È nelle parole di Cline e nelle scelte di Alex, che la protagonista si delinea come una fuggiasca in continuo movimento tra forze contrastanti che la rendono – insieme – ingenua e perspicace, profonda e superficiale. Quello che però, senza incertezze, percepiamo durante l’intera narrazione è un senso di vuoto, di inquietudine. Uno stordimento dato dal trovarsi di fronte a un essere spettrale, inumano.

“Eccola lì, con una sensazione familiare, una sensazione ovattata che le riusciva fin troppo facile evocare. In quei momenti sapeva con certezza di non esistere”.

Un costante stato di disagio, infatti, tormenta Alex in ogni sua giornata di fuga e, di conseguenza, chiunque entri in contatto con lei. Sotto il rigoroso comando di Cline, Alex è ospite gradita e sgradita, forza destabilizzante per chi la accoglie e per chi ne legge.

“Ed è questo che rende L’ospite così accattivante. Cline avrebbe potuto scrivere un libro su una ragazza attraente e triste, ma l’ha messa in un’auto diretta verso un brutto incidente e noi non possiamo distogliere lo sguardo”, ha scritto in proposito la rivista Time.

L’autrice ha raccontato a la Repubblica: “Non miro a mettere volontariamente a disagio il lettore, ma non mi sorprende che accada. Scrivendo avevo in mente la sgradevolezza seducente e manipolatoria del protagonista de Il talento di Mr. Ripley abilmente tracciato da Patricia Highsmith. Un personaggio che piace e repelle allo stesso tempo. D’altronde non aspiro a dare messaggi morali. Anzi, rifiuto l’idea che le storie contengano un qualunque messaggio”.
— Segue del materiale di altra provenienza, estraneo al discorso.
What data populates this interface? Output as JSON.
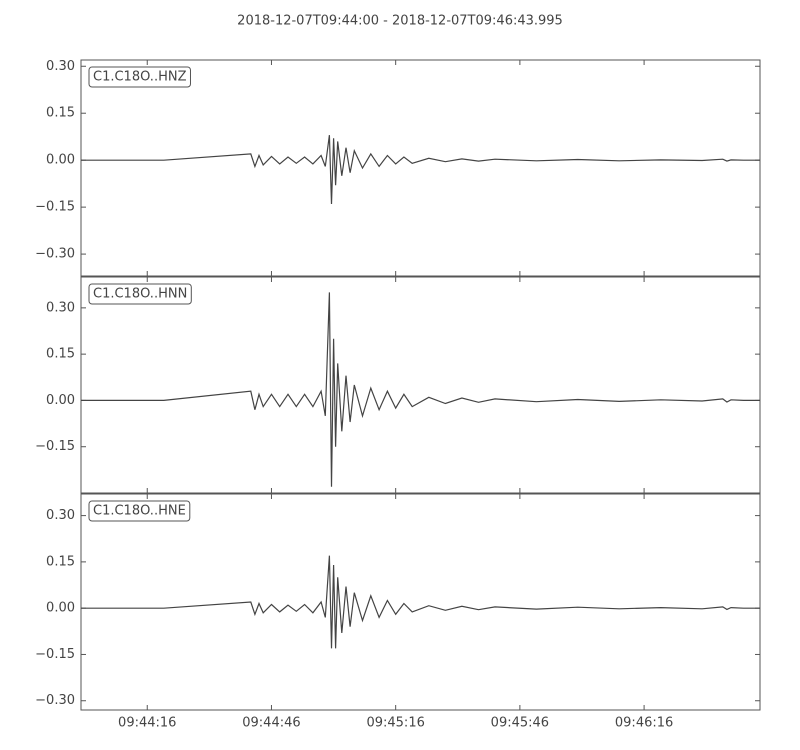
{
  "chart_data": [
    {
      "type": "line",
      "title": "2018-12-07T09:44:00  -  2018-12-07T09:46:43.995",
      "xlim": [
        0,
        163.995
      ],
      "ylim": [
        -0.37,
        0.32
      ],
      "yticks": [
        {
          "value": 0.3,
          "label": "0.30"
        },
        0.15,
        {
          "value": 0,
          "label": "0.00"
        },
        {
          "value": -0.15,
          "label": "−0.15"
        },
        {
          "value": -0.3,
          "label": "−0.30"
        }
      ],
      "x": [
        0,
        20,
        41,
        42,
        43,
        44,
        46,
        48,
        50,
        52,
        54,
        56,
        58,
        59,
        60,
        60.5,
        61,
        61.5,
        62,
        63,
        64,
        65,
        66,
        68,
        70,
        72,
        74,
        76,
        78,
        80,
        84,
        88,
        92,
        96,
        100,
        110,
        120,
        130,
        140,
        150,
        155,
        156,
        157,
        160,
        163.995
      ],
      "series": [
        {
          "name": "C1.C18O..HNZ",
          "color": "#444444",
          "values": [
            0,
            0,
            0.02,
            -0.02,
            0.015,
            -0.015,
            0.012,
            -0.012,
            0.01,
            -0.01,
            0.01,
            -0.012,
            0.015,
            -0.02,
            0.08,
            -0.14,
            0.07,
            -0.08,
            0.06,
            -0.05,
            0.04,
            -0.04,
            0.03,
            -0.025,
            0.02,
            -0.02,
            0.015,
            -0.012,
            0.01,
            -0.01,
            0.006,
            -0.005,
            0.004,
            -0.003,
            0.003,
            -0.002,
            0.002,
            -0.002,
            0.001,
            -0.001,
            0.003,
            -0.003,
            0.001,
            0,
            0
          ]
        }
      ]
    },
    {
      "type": "line",
      "xlim": [
        0,
        163.995
      ],
      "ylim": [
        -0.3,
        0.4
      ],
      "yticks": [
        {
          "value": 0.3,
          "label": "0.30"
        },
        0.15,
        {
          "value": 0,
          "label": "0.00"
        },
        {
          "value": -0.15,
          "label": "−0.15"
        }
      ],
      "x": [
        0,
        20,
        41,
        42,
        43,
        44,
        46,
        48,
        50,
        52,
        54,
        56,
        58,
        59,
        60,
        60.5,
        61,
        61.5,
        62,
        63,
        64,
        65,
        66,
        68,
        70,
        72,
        74,
        76,
        78,
        80,
        84,
        88,
        92,
        96,
        100,
        110,
        120,
        130,
        140,
        150,
        155,
        156,
        157,
        160,
        163.995
      ],
      "series": [
        {
          "name": "C1.C18O..HNN",
          "color": "#444444",
          "values": [
            0,
            0,
            0.03,
            -0.03,
            0.02,
            -0.02,
            0.02,
            -0.02,
            0.02,
            -0.02,
            0.02,
            -0.02,
            0.03,
            -0.05,
            0.35,
            -0.28,
            0.2,
            -0.15,
            0.12,
            -0.1,
            0.08,
            -0.07,
            0.05,
            -0.05,
            0.04,
            -0.03,
            0.03,
            -0.025,
            0.02,
            -0.02,
            0.01,
            -0.01,
            0.008,
            -0.006,
            0.005,
            -0.004,
            0.003,
            -0.003,
            0.002,
            -0.002,
            0.005,
            -0.005,
            0.002,
            0,
            0
          ]
        }
      ]
    },
    {
      "type": "line",
      "xlim": [
        0,
        163.995
      ],
      "ylim": [
        -0.33,
        0.37
      ],
      "yticks": [
        {
          "value": 0.3,
          "label": "0.30"
        },
        0.15,
        {
          "value": 0,
          "label": "0.00"
        },
        {
          "value": -0.15,
          "label": "−0.15"
        },
        {
          "value": -0.3,
          "label": "−0.30"
        }
      ],
      "xticks": [
        {
          "value": 16,
          "label": "09:44:16"
        },
        {
          "value": 46,
          "label": "09:44:46"
        },
        {
          "value": 76,
          "label": "09:45:16"
        },
        {
          "value": 106,
          "label": "09:45:46"
        },
        {
          "value": 136,
          "label": "09:46:16"
        }
      ],
      "x": [
        0,
        20,
        41,
        42,
        43,
        44,
        46,
        48,
        50,
        52,
        54,
        56,
        58,
        59,
        60,
        60.5,
        61,
        61.5,
        62,
        63,
        64,
        65,
        66,
        68,
        70,
        72,
        74,
        76,
        78,
        80,
        84,
        88,
        92,
        96,
        100,
        110,
        120,
        130,
        140,
        150,
        155,
        156,
        157,
        160,
        163.995
      ],
      "series": [
        {
          "name": "C1.C18O..HNE",
          "color": "#444444",
          "values": [
            0,
            0,
            0.02,
            -0.02,
            0.015,
            -0.015,
            0.012,
            -0.012,
            0.01,
            -0.01,
            0.012,
            -0.015,
            0.02,
            -0.03,
            0.17,
            -0.13,
            0.14,
            -0.13,
            0.1,
            -0.08,
            0.07,
            -0.06,
            0.05,
            -0.04,
            0.04,
            -0.03,
            0.025,
            -0.02,
            0.015,
            -0.012,
            0.008,
            -0.007,
            0.006,
            -0.005,
            0.004,
            -0.003,
            0.003,
            -0.002,
            0.002,
            -0.002,
            0.004,
            -0.004,
            0.002,
            0,
            0
          ]
        }
      ]
    }
  ]
}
A me, l’inquietudine de L’ospite ha ricordato quella de Il Grande Gatsby – sarà per Long Island, sarà per i salotti inamidati, sarà per una corsa verso la ricchezza che non prevede dignità. Come per la storia di Francis Scott Fitzgerald, ho avuto la sensazione che, qui, avrebbe vinto il dolore, avrebbero vinto le paure.

L’ospite arriva a sette anni da Le ragazze, romanzo di enorme successo che nel 2016 consacrò, a ragione, Emma Cline tra le giovani scrittrici più talentuose d’America. La protagonista di Le ragazze è Evie, quattordicenne californiana che entra a far parte della Mason Family, la comunità di hippy assassini responsabili dell’omicidio di Sharon Tate. L’ospite, che apparentemente si muove lungo binari diversi, mantiene del precedente romanzo lo stretto legame tra amore, morte e sesso e non si limita nell’utilizzo di parole dure e crudeli.

“Nelle mani di Emma Cline ogni frase diventa affilata come un bisturi”, ha scritto The New York Times. E non avrebbe potuto dirlo meglio. Che spettacolo leggere pagine tanto precise.